We woke up at about 5, went to the market for some fruit, bread and cheese to bring along for lunch, and then took a taxi up to the last town up the road towards the mountain. From there, we hiked up the road for about 2 hours. After 2 hours, we met a Peruvian woman who told us it would be another 5 hours by road and offered to lead us on a short cut. After walking with her for about an hour, we arrived at her familiy´s cow and llama grazing area. They live out in the middle of a beautiful, freezing, windswept mountain range in these little grass huts that are about 15 feet in circumference and 5 feet high. They offered us some milk (actually disgusting milk curds, but it was still very generous) and crackers. Then, they offered to have their 12 year-old daughter lead us up the mountain. Wearing nothing but black sandles with no socks, a t-shirt with a blanket safety pinned over, pants and a hat (we eventually gave her some of our clothes to wear), she started running up the mountain much faster than any of us could keep up (we were at about 13,000 feet and not breathing so well). She kept having to adjust her time estimate and was in constant amazement at how slow we were. Finally, we arrived at the lake at the base of the mountain, which was gorgeous, and ate some lunch before an easy hike back down.
July 12: Pachamanca
Today, we had an enormous Peruvian feast called a Pachamanca. They cook a Pachamanca by digging a giant hole in the ground, lining it with extremely hot rocks, and then filling the hole with potatoes, lamb, pork, beans, tamales, and guinea pig. Then, they cover the food with banana leaves and a tarp and it cooks. It was incredibly delicious and it was definitely one of the biggest meals I´ve ever eaten in one sitting. The guinea pig was delicious, but the lamb was my favorite.

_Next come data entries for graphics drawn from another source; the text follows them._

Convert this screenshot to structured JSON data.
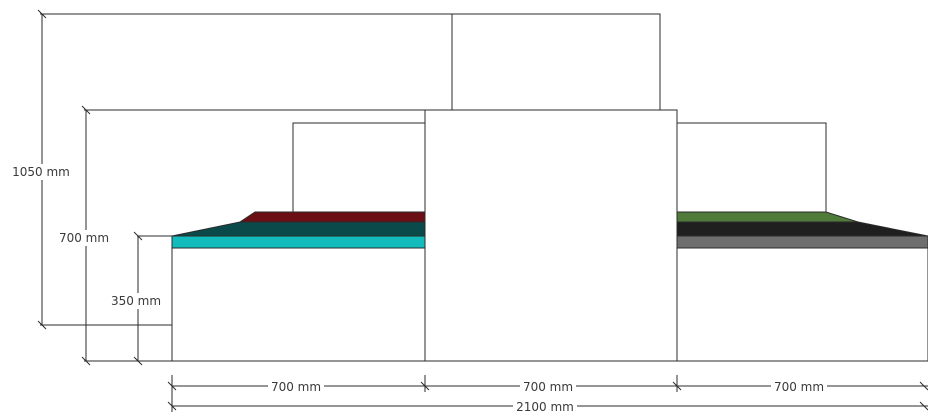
{
  "dimensions": {
    "total_height": "1050 mm",
    "height_700": "700 mm",
    "height_350": "350 mm",
    "width_left": "700 mm",
    "width_middle": "700 mm",
    "width_right": "700 mm",
    "total_width": "2100 mm"
  },
  "colors": {
    "left_top_layer": "#6b0f14",
    "left_middle_layer": "#0b4a4a",
    "left_bottom_layer": "#12bcbc",
    "right_top_layer": "#4f7a3a",
    "right_middle_layer": "#1f1f1f",
    "right_bottom_layer": "#6e6e6e",
    "outline": "#2b2b2b"
  }
}
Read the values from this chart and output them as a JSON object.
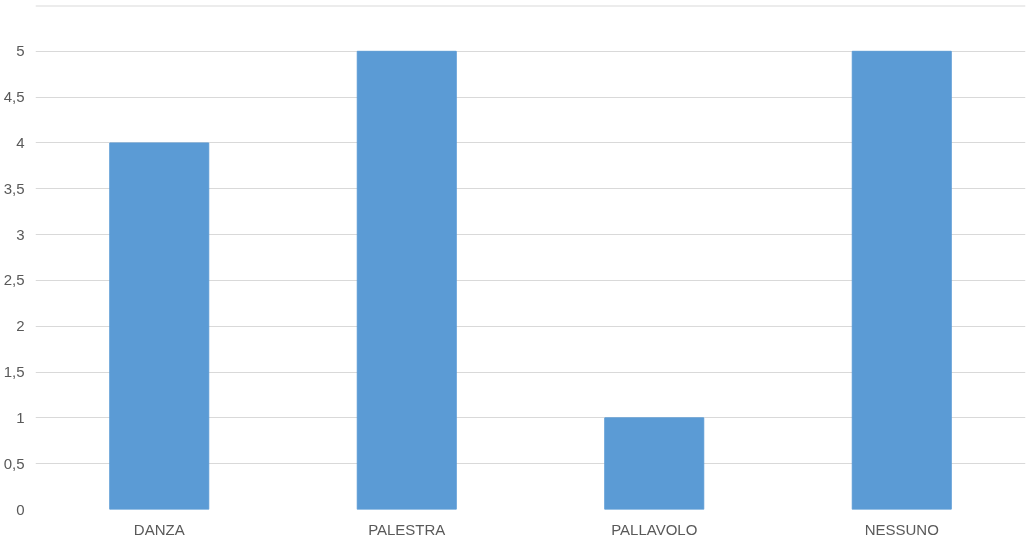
{
  "chart_data": {
    "type": "bar",
    "categories": [
      "DANZA",
      "PALESTRA",
      "PALLAVOLO",
      "NESSUNO"
    ],
    "values": [
      4,
      5,
      1,
      5
    ],
    "color": "#5b9bd5",
    "ylim": [
      0,
      5.5
    ],
    "yticks": [
      0,
      {
        "value": 0.5,
        "label": "0,5"
      },
      1,
      {
        "value": 1.5,
        "label": "1,5"
      },
      2,
      {
        "value": 2.5,
        "label": "2,5"
      },
      3,
      {
        "value": 3.5,
        "label": "3,5"
      },
      4,
      {
        "value": 4.5,
        "label": "4,5"
      },
      5,
      {
        "value": 5.5,
        "label": null
      }
    ],
    "grid": "y"
  }
}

July 13-14: Last days in Huancayo (kind of)
On the 13th, our last day at the orphanage, we went into the orphanage with all the ingredients for the cake the kids wanted to make us and watched them bake. They were all much more knowledgable than we were. After, we took a little trip out to the Ocapa Monestary in one of the nearby towns. In the evening, we went back to the orphanage and had a little going away party. We ate the cake, gave the kids all of our leftover supplies as prizes, and danced. At the end, all the girls sang us a song and a couple of the kids gave going away speeches. It was all very touching, and it was sad to leave. They are all such great kids with a pretty hard life ahead of them.
Today, I´ve just been trying to get everything in line before I leave. Tomorrow morning, I take a bus to Lima and then spend the night in Lima. Thursday I fly to Cusco, and Friday I begin the Inca trail. By Monday I´ll be in Machu Picchu, and I leave for Buenos Aires on the 22nd.
Sorry this is so long and I hope that everyone is well. I will try to update this more regularaly when I am in Argentina and have better internet access. Please send emails with updates on how you´re all doing.